A fail-safe is to simply say, as calmly as you can, "we do not use this word in our family" - or something to that effect.

So, for a while, we ignored Lucien. Or, rather, the Supportive Spouse and I tried to - giving him a "stop it" glare, a warning "hey" or an irritated "tsk" when we could take the unremitting exclamations about various waste matter no more.

It got so bad that it was seriously embarrassing taking him to a restaurant. While polite people ate all around us, our son would shout things that he had no business shouting at the dining table.

Meanwhile, Lucien's seven-year-old brother couldn't help but be racked by laughter at his sibling's verbal diarrhoea.

Maybe, just maybe, boys have a section in their brain that compels them to find farts, boogers, stools and urine extremely funny.

Maybe there is an evolutionary function to such a pre-programmed neurological response, although I don't know what it is.

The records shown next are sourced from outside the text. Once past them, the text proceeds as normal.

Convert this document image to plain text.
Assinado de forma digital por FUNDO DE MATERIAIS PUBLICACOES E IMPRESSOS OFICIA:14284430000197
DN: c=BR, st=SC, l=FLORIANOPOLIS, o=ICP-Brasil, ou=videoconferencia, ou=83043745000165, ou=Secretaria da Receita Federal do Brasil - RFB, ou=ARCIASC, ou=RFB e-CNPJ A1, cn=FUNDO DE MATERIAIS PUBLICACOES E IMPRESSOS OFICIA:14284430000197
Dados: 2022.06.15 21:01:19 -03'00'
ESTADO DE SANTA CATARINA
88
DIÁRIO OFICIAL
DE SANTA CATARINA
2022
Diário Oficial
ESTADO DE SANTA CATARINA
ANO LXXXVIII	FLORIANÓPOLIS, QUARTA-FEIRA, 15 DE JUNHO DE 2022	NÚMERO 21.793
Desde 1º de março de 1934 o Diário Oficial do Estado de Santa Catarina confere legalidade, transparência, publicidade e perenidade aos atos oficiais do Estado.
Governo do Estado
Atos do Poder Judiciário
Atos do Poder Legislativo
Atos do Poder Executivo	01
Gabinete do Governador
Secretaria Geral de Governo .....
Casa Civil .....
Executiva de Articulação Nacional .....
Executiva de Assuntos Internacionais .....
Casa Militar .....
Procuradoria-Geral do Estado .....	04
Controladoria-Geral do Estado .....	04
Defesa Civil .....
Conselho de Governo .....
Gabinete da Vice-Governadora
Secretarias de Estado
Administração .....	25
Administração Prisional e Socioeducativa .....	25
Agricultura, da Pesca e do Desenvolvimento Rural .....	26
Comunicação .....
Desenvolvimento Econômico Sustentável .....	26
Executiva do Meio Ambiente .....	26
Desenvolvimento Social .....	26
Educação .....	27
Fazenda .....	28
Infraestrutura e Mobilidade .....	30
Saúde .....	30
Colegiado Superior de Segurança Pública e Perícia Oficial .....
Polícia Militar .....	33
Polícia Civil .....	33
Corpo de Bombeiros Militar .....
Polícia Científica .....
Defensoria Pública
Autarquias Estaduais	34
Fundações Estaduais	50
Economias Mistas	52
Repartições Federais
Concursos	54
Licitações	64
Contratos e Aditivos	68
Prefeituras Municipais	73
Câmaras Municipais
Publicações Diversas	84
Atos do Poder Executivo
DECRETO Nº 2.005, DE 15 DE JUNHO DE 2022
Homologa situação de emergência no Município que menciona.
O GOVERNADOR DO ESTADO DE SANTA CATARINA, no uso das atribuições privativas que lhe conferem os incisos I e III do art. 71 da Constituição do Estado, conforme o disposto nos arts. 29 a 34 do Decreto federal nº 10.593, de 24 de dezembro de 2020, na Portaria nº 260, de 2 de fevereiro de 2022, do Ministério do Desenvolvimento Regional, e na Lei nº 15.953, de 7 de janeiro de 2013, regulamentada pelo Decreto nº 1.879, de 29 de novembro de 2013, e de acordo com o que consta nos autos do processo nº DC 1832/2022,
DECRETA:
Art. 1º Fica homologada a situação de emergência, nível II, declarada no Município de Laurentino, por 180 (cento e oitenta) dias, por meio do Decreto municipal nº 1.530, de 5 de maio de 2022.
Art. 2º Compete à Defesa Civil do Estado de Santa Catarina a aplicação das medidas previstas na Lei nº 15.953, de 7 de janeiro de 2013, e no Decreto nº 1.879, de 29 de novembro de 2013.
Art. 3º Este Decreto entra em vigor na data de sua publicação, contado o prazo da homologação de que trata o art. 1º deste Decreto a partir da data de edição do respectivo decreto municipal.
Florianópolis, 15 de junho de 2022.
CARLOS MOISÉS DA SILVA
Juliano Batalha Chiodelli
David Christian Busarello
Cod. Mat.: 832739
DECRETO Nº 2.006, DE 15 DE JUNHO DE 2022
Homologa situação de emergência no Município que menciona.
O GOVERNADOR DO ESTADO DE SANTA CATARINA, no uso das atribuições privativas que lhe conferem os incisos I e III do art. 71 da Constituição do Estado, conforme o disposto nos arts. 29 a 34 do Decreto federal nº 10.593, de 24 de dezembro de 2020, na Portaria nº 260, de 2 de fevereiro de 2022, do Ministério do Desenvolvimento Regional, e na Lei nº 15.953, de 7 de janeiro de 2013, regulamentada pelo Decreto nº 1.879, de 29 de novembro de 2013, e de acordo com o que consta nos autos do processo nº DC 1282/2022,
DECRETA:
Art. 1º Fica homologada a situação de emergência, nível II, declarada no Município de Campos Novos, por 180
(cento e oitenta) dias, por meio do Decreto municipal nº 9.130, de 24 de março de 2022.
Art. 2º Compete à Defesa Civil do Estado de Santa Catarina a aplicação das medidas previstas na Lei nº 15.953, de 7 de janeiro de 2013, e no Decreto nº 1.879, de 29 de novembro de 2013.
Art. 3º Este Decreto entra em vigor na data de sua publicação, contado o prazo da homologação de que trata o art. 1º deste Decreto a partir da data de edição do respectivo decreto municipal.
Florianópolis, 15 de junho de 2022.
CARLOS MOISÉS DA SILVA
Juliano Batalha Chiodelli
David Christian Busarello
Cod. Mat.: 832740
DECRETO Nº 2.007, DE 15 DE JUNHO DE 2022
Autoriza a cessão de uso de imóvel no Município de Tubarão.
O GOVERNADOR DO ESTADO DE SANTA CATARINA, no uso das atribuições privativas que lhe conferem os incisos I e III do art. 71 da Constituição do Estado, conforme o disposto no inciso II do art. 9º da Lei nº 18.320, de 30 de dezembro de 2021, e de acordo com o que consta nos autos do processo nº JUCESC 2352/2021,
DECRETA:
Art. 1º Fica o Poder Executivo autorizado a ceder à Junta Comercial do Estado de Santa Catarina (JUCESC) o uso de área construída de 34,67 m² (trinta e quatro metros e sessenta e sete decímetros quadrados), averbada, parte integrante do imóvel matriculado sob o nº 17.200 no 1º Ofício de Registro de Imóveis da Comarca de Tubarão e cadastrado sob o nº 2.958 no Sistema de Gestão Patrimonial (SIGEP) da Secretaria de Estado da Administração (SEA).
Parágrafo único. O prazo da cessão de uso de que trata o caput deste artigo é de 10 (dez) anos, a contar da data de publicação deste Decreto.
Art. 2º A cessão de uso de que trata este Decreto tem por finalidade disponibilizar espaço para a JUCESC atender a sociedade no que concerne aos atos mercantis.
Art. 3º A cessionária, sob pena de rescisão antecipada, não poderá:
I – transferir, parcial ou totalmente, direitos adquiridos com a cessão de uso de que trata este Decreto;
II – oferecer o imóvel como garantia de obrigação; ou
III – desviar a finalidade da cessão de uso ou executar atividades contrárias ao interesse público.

And - after reading American author Mary Roach's new book, Gulp: Adventures On The Alimentary Canal - I have to admit that our inner workings are as fascinating as they are gross.

In any case, we have finally hit upon a way to cure Lucien of his habit. These days, whenever he brings up rude bodily functions willy-nilly, we take him seriously and spirit him to the bathroom immediately.

The point we want to make is that it is okay to talk about pee and poo, because it is a fact of life, but there is a time and place for it. Keep the toilet humour in the toilet for now, buddy.

It seems to be working: He is less prone to yelling such things at random now.

Occasionally, I hear him catching himself before he utters a waste-related noun. Or he whispers it to himself so I can't be sure if I heard anything suspicious.

Still, I'm no party pooper. Should he and his brother feel the urge to giggle over the earthy evidence of our physical existence, they are welcome to go to the bathroom and get it out of their systems.